This dish was inspired by my recent trip to the Florida Keys for a spectacular wedding of one of my closest friends. I knew I had to leave the oceanside paradise, but what would I do without my beloved chicken wrap I had fallen in love with? I couldn't stay there forever with the chicken wrap...so instead, I decided to bring the chicken wrap home with me. Last night, I made my own version of this tasty dish in my kitchen and it turned out to be absolutely scrumptious. It's healthy, it's easy and it's OH SO delicious. The only drawback is I'm not enjoying it under the Florida sun while staring at the ocean. Guess I'll have to deal with that :-)
I hope you will try this soon!
1 pound organic chicken breast cut into 1 inch strips as seen below
2 tablespoons olive oil
2 teaspoons Tandoori seasoning (I used a rub by Urban Accents. You should be able to find this in your local spice shop- Savory Spice Shop has their own blend which I am sure is delicious.)

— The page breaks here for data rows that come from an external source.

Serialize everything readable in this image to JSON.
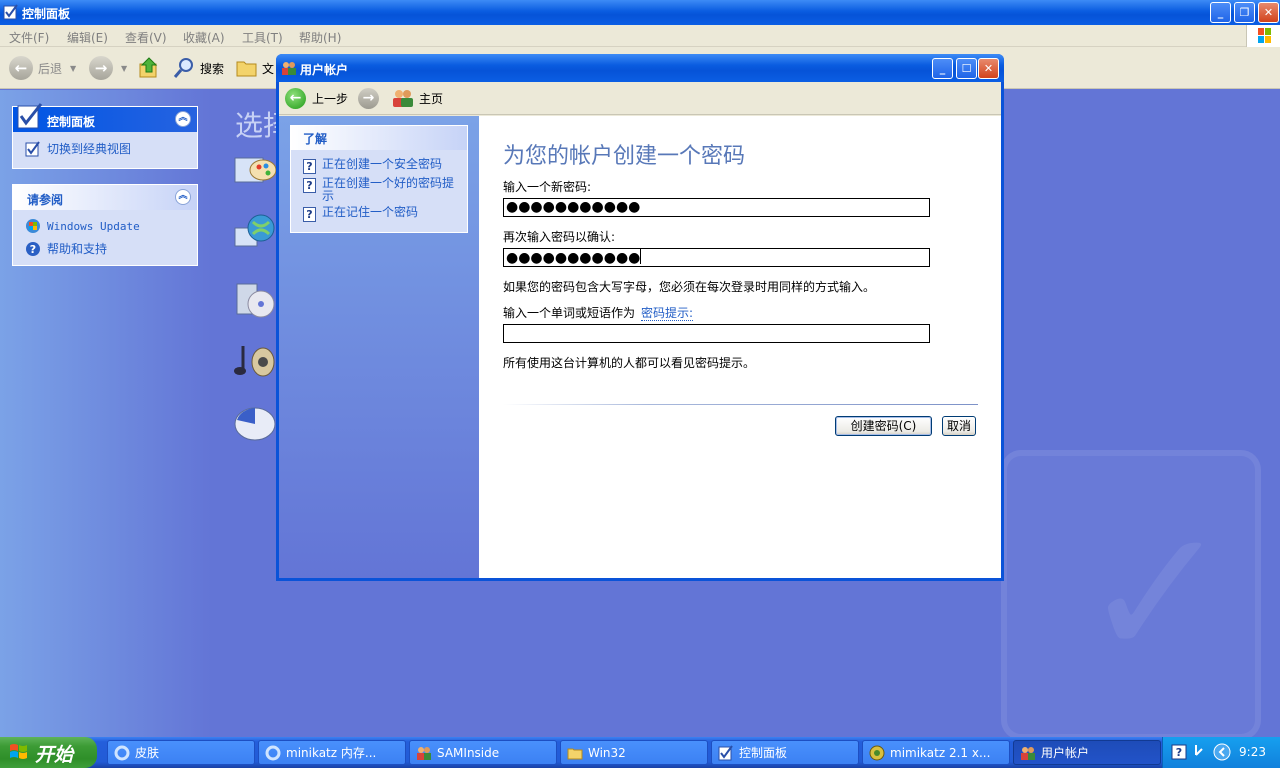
{
  "control_panel": {
    "title": "控制面板",
    "menu": [
      "文件(F)",
      "编辑(E)",
      "查看(V)",
      "收藏(A)",
      "工具(T)",
      "帮助(H)"
    ],
    "toolbar": {
      "back": "后退",
      "search": "搜索",
      "folders": "文"
    },
    "sidebar": {
      "panel_title": "控制面板",
      "switch_view": "切换到经典视图",
      "see_also_title": "请参阅",
      "see_also_items": [
        "Windows Update",
        "帮助和支持"
      ]
    },
    "main_heading": "选择"
  },
  "dialog": {
    "title": "用户帐户",
    "nav": {
      "back": "上一步",
      "home": "主页"
    },
    "learn_title": "了解",
    "learn_items": [
      "正在创建一个安全密码",
      "正在创建一个好的密码提示",
      "正在记住一个密码"
    ],
    "heading": "为您的帐户创建一个密码",
    "new_password_label": "输入一个新密码:",
    "new_password_value": "●●●●●●●●●●●",
    "confirm_label": "再次输入密码以确认:",
    "confirm_value": "●●●●●●●●●●●",
    "case_note": "如果您的密码包含大写字母，您必须在每次登录时用同样的方式输入。",
    "hint_label": "输入一个单词或短语作为",
    "hint_link": "密码提示:",
    "hint_value": "",
    "visibility_note": "所有使用这台计算机的人都可以看见密码提示。",
    "create_button": "创建密码(C)",
    "cancel_button": "取消"
  },
  "taskbar": {
    "start_label": "开始",
    "items": [
      "皮肤",
      "minikatz 内存...",
      "SAMInside",
      "Win32",
      "控制面板",
      "mimikatz 2.1 x...",
      "用户帐户"
    ],
    "active_index": 6,
    "clock": "9:23"
  },
  "colors": {
    "title_blue": "#0a5ce0",
    "panel_blue": "#6375d6",
    "link_blue": "#215dc6",
    "heading_blue": "#5878b8",
    "start_green": "#3c9b35"
  }
}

1/3 cup fat-free Greek yogurt (I used Chobani)
1 garlic clove crushed
1 Persian/mini cucumber thinly sliced
2 pieces naan (delicious bread that you can find in almost any market nowadays) or panini bread
Salt to taste
1. Add chicken, Tandoori seasoning and olive oil to bowl and mix ingredients thoroughly. Some Tandoori seasonings come with salt so I recommend holding back if this is the case. If yours is salt-free, add a bit of salt to taste and make sure ingredients are well combined. I marinated this for ~2 hours but if you don't have time, it's not a must.
2. When you are ready to cook the chicken, first set the oven to broil. While waiting, in a separate bowl combine yogurt, crushed garlic and salt to taste. Beat the yogurt well with a fork so it becomes nice and smooth in consistency. You can also slice your cucumbers at this time as well- I like to cut mine on a sharp diagonal because I think they look prettier this way and the pieces are also longer.
3. Once the oven is ready, place chicken into oven (in Pyrex dish or I used my Le Creuset baking dish as seen) and cook for ~10-12 minutes. Then flip chicken pieces and cook another 10-12 minutes and remove from oven.
4. Now, take your naan that you warmed in the oven and spread the garlicky yogurt (YUM!) onto it. Next place your cucumber pieces on top and finally the Tandoori grilled chicken and roll into a wrap. I used toothpicks to hold the bread in place. This is so delicious AND healthy.